Des propos "choquants", "scandaleux"

Dans ses réquisitions, la procureure générale note toutefois dans un premier temps le "calme, la sérénité et le déterminisme" des deux femmes dans la vidéo alors que le restaurateur vient de leur dire : "Les terroristes sont musulmans et tous les musulmans sont terroristes. Voilà, cette phrase-là veut tout dire. Analysez-la et voilà." "La victime appelle la police et envoie un SMS à son mari", ajoute la procureure, qui se montre également circonspecte quant à un autre passage de la vidéo : "On entend une femme dire à l'autre 'C'est difficile, c'est dur je sais (...)'. On comprend là qu'elle lui dit de tenir bon...".  

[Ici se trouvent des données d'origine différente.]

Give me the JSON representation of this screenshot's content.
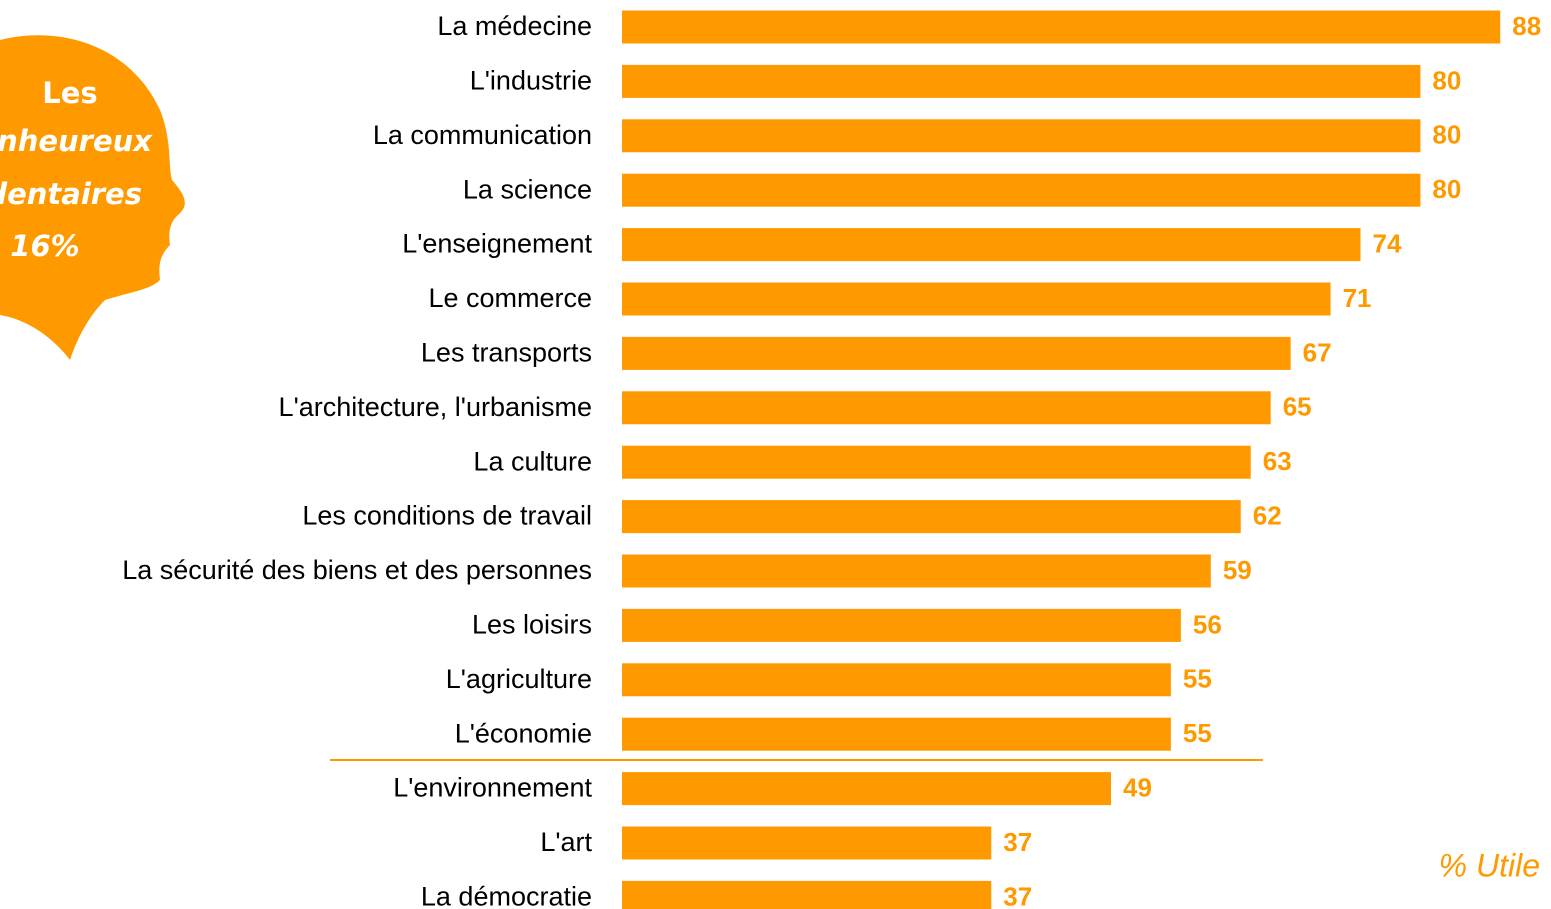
{
  "chart_data": {
    "type": "barh",
    "categories": [
      "La médecine",
      "L'industrie",
      "La communication",
      "La science",
      "L'enseignement",
      "Le commerce",
      "Les transports",
      "L'architecture, l'urbanisme",
      "La culture",
      "Les conditions de travail",
      "La sécurité des biens et des personnes",
      "Les loisirs",
      "L'agriculture",
      "L'économie",
      "L'environnement",
      "L'art",
      "La démocratie"
    ],
    "values": [
      88,
      80,
      80,
      80,
      74,
      71,
      67,
      65,
      63,
      62,
      59,
      56,
      55,
      55,
      49,
      37,
      37
    ],
    "color": "#ff9900",
    "annotations": [
      "Les",
      "nheureux",
      "dentaires",
      "16%"
    ],
    "note": "% Utile"
  }
}
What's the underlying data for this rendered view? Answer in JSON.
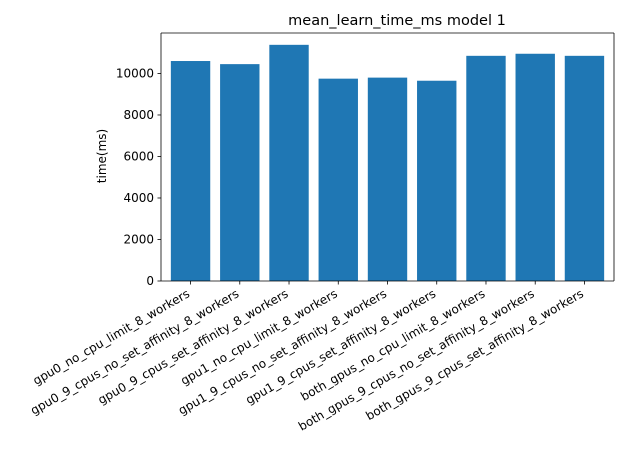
{
  "chart_data": {
    "type": "bar",
    "title": "mean_learn_time_ms model 1",
    "xlabel": "",
    "ylabel": "time(ms)",
    "categories": [
      "gpu0_no_cpu_limit_8_workers",
      "gpu0_9_cpus_no_set_affinity_8_workers",
      "gpu0_9_cpus_set_affinity_8_workers",
      "gpu1_no_cpu_limit_8_workers",
      "gpu1_9_cpus_no_set_affinity_8_workers",
      "gpu1_9_cpus_set_affinity_8_workers",
      "both_gpus_no_cpu_limit_8_workers",
      "both_gpus_9_cpus_no_set_affinity_8_workers",
      "both_gpus_9_cpus_set_affinity_8_workers"
    ],
    "values": [
      10600,
      10450,
      11380,
      9750,
      9800,
      9650,
      10850,
      10950,
      10850
    ],
    "ylim": [
      0,
      11950
    ],
    "yticks": [
      0,
      2000,
      4000,
      6000,
      8000,
      10000
    ],
    "bar_color": "#1f77b4",
    "grid": false,
    "legend": "none"
  }
}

La procureure n'a pas le temps de finir sa phrase. Des grondements montent, le public croit y déceler le sous-entendu qu'un piège à bel et bien tendu par la plaignante. Les avocats des parties civiles se lèvent, scandalisés. Les deux hommes interpellent le président et pointent du doigt des "propos choquants et scandaleux". Une fois le calme retrouvé dans la salle d'audience, la procureure reprend son discours, et explique qu'elle a été coupée, donc mal comprise... Elle conclut en notant que le CCIF a  quand même été saisi dès le lendemain des faits.

Étiez-vous sensibilisée à la problématique de discrimination ?- Le président à la victime

Un élément qui n'a pas non plus échappé au président qui cherche à savoir si les deux femmes étaient en contact avec le collectif avant les faits. "Étiez-vous sensibilisée à la problématique de discrimination ?", demande-t-il alors à la plaignante. "En tant que membre d'une association, non, en tant que citoyenne, oui", rétorque-t-elle.

Le président, mais aussi l'avocate du prévenu, relèvent enfin que la plainte a été déposée à Saint-Ouen, "là que se trouve le siège du CCIF", assure Me Barbier. "Elle était aussi accompagnée d'une juriste du collectif ". "On pourrait penser qu'il s'agir dun testing raté, raté car il n'a pas refusé de les servir", abonde-t-elle. Elle a réclamé la relaxe de son client. La décision du tribunal sera rendue le 16 mars.